The report comes a week after CIA Director George Tenet warned that Osama bin Laden's al-Qaida network is likely to strike against the United States sometime soon and that the current situation is similar to what existed before the Sept. 11 attacks. Tenet previously said a terrorist attack would be more likely if the United States takes military action against Iraq.
Because a year has passed without a major terrorist attack against the United States, the report says, "there are already signs that Americans are lapsing back into complacency."

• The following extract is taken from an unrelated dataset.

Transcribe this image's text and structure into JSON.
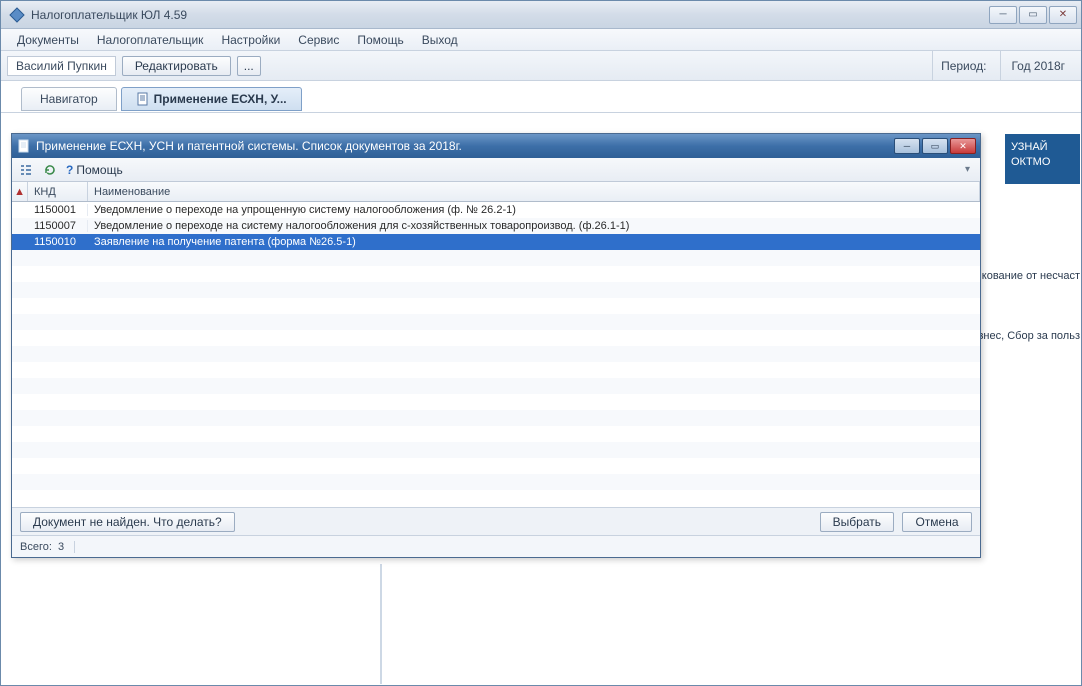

Few of the ships, trucks and trains that enter the United States each day are searched, the report said. Emergency personnel are unprepared for chemical or biological attacks. Oil refineries and energy distribution lines could be sabotaged. State and local police still lack access to State Department terrorist watch lists.
"When it comes to combating terrorism, the police officers on the beat are effectively operating deaf, dumb and blind," it said.
....Hart and Rudman's latest panel was formed by the Council on Foreign Relations. Its 17 members included former Secretaries of State Warren Christopher and George Shultz, former FBI and CIA Director William H. Webster and retired Adm. William J. Crowe, former chairman of the Joint Chiefs of Staff.
....Among the panel's recommendations:
_Establish 24-hour operations centers in all states to provide terror watch list information.
_Provide federal funds to clear the backlog of state and local government requests for protective gear, training and communications equipment.
_Strengthen security for sea and land transportation.
_Evaluate areas of vulnerability for energy supplies and develop a stockpile of backup components so energy operations could be restored if damaged.
_Strengthen health agencies' ability to detect disease outbreaks.
All the more urgent now, I'd say.
UPDATE
Via Glenn Reynolds, our own Jenn Taliaferro is also following the events in Moscow closely.
8:15 p.m. eastern
This just in from Reuters: - Two hostages taken out of the theater earlier on Saturday where Chechen rebels are holding hundreds captive had suffered wounds, Interfax news agency said.
The agency said one of the hostages, a woman, was wounded in the stomach, while the second, a man, had head wounds. It did not specify how the wounds had been inflicted.